Although the instantaneous value of the speed is not known,

[0018]

Therefore, the position of the rotor is given by equation (4). Note that this represents the case of two poles, and otherwise represents a value obtained by multiplying the speed / acceleration by the number of pole pairs.

[0020]

However, the acceleration is not always constant and causes an error in position estimation. Assuming that the only cause of this error is the acceleration error,

[0022]

Here, the symbol with an overline indicates a calculated value (estimated value).

[0024]

When the error of the acceleration is obtained based on this Δθ, the equation (8) is obtained. In the next section, the error in the position estimation during acceleration can be reduced by using this error in addition to the acceleration used in the calculation. Is thought to spread.

[0026]

However, when the acceleration is directly obtained by time derivative of the speed when the speed resolution is low, the value often varies unless an averaging process is performed. Therefore, the method of integrating the error is suitable when the value variation is small and the speed resolution is low.

Equations (4), (8), and (9) are calculated using CP
This can be confirmed by making a program at U.
Further, the expression (4) for position estimation can be well realized at an estimation interval of about 50 to 100 μs. The minimum speed is determined by the frequency and bit length of the counter for measuring time.

[0029]

As described above, according to the first aspect of the present invention, the rotor position is estimated on the basis of the magnetic pole position signal, sine wave driving can be performed without an encoder, and the structure is simple and inexpensive. In addition, since the acceleration of the edge signal is corrected based on the average speed of the information of the edge signal actually obtained under a constant condition and the time until the electrical angle changes by a predetermined angle, the position error is small even during acceleration / deceleration, so that it is effective. It is a target.

[Brief description of the drawings]

FIG. 1 is a block diagram showing a configuration of a control device for a brushless DC motor.

FIG. 2 is a flowchart of electric angle estimation.
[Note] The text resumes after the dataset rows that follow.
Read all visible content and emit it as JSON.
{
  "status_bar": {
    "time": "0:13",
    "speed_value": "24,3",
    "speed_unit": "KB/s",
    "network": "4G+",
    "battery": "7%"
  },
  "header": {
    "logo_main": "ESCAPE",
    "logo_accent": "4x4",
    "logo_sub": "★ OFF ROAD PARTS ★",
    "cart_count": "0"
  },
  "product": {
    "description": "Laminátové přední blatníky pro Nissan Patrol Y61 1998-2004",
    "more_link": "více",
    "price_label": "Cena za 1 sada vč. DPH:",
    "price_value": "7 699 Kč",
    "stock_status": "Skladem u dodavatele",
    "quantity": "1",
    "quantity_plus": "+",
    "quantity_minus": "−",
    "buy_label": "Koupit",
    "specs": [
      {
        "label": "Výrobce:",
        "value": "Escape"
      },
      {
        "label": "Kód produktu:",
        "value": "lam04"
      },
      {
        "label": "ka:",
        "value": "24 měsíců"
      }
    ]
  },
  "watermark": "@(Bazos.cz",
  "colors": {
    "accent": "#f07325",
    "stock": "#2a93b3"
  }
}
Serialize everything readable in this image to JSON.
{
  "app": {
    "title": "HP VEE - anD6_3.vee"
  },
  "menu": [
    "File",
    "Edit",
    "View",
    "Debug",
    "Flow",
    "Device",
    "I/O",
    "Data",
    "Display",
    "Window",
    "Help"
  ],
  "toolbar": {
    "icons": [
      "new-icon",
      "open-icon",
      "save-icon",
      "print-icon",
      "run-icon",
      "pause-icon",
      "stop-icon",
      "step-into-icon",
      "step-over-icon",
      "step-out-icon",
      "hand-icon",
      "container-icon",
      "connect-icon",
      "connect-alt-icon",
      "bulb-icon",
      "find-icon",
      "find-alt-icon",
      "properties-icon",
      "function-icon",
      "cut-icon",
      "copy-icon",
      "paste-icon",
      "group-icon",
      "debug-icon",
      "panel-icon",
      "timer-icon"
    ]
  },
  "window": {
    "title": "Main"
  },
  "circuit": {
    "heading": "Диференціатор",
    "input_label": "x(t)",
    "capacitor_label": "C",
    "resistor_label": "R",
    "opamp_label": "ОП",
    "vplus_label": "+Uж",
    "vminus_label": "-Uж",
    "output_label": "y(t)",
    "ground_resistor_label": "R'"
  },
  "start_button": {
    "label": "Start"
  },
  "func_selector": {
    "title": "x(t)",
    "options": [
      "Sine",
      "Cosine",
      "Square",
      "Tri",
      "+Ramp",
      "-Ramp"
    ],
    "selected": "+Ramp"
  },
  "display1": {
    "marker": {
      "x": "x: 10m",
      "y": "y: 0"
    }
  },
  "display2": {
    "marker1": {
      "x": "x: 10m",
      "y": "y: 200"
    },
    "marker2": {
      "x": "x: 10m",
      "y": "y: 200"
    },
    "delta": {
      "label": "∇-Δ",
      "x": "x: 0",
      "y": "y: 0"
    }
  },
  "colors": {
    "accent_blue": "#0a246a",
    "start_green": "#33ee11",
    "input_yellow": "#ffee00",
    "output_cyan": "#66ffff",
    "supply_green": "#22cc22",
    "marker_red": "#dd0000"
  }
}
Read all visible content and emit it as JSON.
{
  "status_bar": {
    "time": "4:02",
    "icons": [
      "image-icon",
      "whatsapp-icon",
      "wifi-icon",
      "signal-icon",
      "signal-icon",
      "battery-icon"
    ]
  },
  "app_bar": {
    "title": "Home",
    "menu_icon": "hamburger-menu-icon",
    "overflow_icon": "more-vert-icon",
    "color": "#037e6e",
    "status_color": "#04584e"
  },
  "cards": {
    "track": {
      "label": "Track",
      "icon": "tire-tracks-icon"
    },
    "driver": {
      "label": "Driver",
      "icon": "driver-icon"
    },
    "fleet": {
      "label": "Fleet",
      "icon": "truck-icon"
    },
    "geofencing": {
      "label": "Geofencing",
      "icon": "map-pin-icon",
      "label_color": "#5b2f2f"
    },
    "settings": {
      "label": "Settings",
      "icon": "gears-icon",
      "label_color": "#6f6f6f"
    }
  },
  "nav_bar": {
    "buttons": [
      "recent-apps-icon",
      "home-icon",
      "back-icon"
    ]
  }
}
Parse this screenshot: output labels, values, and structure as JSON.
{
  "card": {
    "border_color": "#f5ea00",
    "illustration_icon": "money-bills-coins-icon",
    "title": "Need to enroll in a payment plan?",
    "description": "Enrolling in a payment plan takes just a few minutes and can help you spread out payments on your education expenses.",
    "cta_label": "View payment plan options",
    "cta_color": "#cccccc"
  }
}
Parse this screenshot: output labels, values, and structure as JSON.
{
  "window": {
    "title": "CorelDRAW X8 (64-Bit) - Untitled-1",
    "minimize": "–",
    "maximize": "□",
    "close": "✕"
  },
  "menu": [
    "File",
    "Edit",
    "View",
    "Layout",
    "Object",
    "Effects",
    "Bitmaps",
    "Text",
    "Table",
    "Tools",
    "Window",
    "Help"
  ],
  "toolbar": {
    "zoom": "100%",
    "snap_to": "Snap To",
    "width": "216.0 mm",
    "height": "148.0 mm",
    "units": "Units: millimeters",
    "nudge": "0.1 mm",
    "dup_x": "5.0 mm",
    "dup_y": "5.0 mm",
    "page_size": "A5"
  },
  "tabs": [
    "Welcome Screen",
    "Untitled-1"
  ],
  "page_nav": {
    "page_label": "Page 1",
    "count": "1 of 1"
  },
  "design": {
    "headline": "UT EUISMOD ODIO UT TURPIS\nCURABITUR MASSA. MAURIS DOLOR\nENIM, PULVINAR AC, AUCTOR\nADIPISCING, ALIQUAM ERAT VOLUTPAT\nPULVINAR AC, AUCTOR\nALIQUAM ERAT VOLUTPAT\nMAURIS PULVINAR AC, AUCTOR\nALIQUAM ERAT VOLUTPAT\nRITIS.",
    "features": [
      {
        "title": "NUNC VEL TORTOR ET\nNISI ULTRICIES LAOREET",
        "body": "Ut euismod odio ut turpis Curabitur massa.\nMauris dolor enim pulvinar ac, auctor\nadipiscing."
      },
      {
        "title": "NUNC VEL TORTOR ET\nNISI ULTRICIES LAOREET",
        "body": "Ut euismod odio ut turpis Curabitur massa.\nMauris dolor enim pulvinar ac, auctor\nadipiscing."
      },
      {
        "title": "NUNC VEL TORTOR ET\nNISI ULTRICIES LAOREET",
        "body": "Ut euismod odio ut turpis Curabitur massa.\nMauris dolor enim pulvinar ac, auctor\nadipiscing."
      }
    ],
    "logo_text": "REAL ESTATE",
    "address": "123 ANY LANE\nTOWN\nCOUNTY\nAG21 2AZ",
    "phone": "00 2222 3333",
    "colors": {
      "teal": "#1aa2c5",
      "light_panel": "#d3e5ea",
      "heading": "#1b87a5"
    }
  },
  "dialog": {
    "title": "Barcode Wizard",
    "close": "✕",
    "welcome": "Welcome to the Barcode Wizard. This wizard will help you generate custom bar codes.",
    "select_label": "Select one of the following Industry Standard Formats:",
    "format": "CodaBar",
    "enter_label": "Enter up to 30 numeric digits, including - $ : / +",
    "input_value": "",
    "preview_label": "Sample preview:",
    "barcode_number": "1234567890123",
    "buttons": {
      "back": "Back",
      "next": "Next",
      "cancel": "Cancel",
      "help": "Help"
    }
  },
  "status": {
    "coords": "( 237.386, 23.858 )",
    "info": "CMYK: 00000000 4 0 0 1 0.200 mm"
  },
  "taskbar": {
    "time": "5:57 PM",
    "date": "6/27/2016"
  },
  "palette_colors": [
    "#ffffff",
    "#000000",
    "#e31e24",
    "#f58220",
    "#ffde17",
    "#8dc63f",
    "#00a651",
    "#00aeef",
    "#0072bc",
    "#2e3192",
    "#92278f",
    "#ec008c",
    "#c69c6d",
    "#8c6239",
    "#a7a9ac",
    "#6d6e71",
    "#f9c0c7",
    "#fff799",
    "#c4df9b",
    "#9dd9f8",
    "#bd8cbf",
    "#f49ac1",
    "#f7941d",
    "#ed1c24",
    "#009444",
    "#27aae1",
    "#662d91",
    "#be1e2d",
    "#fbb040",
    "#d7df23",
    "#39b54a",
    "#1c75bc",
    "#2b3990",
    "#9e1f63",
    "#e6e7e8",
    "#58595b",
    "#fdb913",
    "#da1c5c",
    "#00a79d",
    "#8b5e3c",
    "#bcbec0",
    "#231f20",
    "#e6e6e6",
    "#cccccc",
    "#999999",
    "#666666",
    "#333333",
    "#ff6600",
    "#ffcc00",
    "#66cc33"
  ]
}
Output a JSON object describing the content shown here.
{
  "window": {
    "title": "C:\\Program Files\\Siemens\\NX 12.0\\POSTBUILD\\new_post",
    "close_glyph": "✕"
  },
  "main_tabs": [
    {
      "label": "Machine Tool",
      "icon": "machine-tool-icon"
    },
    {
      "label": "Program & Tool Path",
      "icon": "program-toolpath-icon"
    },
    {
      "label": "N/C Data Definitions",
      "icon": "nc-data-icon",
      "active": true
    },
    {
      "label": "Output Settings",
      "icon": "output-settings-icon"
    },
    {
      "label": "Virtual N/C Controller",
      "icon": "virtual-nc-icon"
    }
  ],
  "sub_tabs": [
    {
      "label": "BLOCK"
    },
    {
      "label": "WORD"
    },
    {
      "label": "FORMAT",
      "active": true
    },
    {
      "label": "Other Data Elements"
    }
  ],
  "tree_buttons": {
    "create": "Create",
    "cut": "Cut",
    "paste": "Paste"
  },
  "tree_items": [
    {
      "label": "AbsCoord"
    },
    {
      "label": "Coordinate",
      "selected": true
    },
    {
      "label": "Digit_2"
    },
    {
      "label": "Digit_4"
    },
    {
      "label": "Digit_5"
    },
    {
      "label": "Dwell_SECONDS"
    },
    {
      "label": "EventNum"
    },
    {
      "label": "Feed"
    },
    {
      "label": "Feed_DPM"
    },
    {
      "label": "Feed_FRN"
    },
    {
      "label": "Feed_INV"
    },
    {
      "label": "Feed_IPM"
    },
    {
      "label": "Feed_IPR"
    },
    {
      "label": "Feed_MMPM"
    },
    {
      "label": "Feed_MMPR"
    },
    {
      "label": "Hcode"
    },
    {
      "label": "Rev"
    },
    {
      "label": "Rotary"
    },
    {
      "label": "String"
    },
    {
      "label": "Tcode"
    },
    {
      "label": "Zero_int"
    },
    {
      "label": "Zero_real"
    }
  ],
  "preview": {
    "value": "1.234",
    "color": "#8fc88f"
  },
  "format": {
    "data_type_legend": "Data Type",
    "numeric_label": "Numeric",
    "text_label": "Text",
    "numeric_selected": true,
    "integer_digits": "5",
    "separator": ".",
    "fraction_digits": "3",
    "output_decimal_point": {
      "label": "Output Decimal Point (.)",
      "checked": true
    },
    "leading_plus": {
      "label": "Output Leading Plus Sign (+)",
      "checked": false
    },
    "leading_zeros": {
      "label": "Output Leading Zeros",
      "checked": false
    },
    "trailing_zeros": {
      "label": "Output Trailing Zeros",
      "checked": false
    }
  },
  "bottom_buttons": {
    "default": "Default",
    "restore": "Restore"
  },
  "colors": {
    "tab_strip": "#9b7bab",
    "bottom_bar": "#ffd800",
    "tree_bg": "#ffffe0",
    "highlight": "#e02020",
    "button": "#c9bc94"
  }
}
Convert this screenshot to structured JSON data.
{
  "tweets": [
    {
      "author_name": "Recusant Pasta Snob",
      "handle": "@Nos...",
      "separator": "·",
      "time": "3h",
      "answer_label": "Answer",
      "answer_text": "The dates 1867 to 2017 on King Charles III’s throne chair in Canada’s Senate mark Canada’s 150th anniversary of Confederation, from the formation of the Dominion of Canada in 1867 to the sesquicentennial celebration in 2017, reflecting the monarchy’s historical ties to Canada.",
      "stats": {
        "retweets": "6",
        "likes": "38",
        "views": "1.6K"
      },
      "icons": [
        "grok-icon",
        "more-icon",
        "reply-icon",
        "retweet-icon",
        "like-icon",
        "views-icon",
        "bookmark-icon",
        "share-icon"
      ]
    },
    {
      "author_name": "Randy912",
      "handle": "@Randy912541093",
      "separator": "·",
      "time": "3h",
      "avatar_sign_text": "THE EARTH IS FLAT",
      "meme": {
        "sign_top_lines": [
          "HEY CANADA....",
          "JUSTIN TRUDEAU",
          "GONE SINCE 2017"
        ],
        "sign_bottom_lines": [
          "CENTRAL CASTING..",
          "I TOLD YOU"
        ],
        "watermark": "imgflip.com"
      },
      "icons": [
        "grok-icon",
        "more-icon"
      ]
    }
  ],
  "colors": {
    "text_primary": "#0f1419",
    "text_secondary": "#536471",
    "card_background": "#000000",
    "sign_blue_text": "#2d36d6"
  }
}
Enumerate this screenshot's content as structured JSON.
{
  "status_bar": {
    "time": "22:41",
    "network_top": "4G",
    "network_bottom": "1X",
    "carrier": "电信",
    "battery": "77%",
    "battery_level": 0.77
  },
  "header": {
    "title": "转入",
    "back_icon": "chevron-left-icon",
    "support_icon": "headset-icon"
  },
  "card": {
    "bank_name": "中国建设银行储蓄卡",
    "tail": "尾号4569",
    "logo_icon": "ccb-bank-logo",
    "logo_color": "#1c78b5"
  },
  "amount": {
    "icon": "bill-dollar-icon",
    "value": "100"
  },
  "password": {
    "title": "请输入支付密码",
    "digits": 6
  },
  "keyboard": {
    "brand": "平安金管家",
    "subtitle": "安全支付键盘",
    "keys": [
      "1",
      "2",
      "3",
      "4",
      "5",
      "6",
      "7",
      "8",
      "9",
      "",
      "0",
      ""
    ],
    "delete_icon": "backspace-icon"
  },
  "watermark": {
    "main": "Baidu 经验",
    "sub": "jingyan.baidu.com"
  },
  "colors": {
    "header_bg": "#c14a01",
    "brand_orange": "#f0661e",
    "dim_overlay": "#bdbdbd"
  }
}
FIG. 3 is a diagram illustrating measurement of a magnetic pole position signal.

[Explanation of symbols]

 DESCRIPTION OF SYMBOLS 1 Brushless DC motor 5 Magnetic pole detection means 6 Edge detection means 7 Counter means 8 Correction processing means 9 Control means

Claims (1)

[Claims] 1. A magnetic pole detecting means for detecting a magnetic pole of a brushless DC motor, an edge detecting means for detecting an edge signal of a magnetic pole from a magnetic pole position signal obtained from the magnetic pole detecting means, and an interval between the edge signals as a measurement clock. Counter means for measuring with a resolution, and a predetermined electrical angle obtained from the magnetic pole position signal, and correction of the electrical angle in the section of the electrical angle is performed on the edge at which the acceleration of the edge signal in the section is actually obtained under a constant condition. An average speed of signal information, correction processing means for performing the time until the electrical angle changes by a predetermined angle, and control means for controlling the brushless DC motor based on the corrected electrical angle information, Control device for brushless DC motor.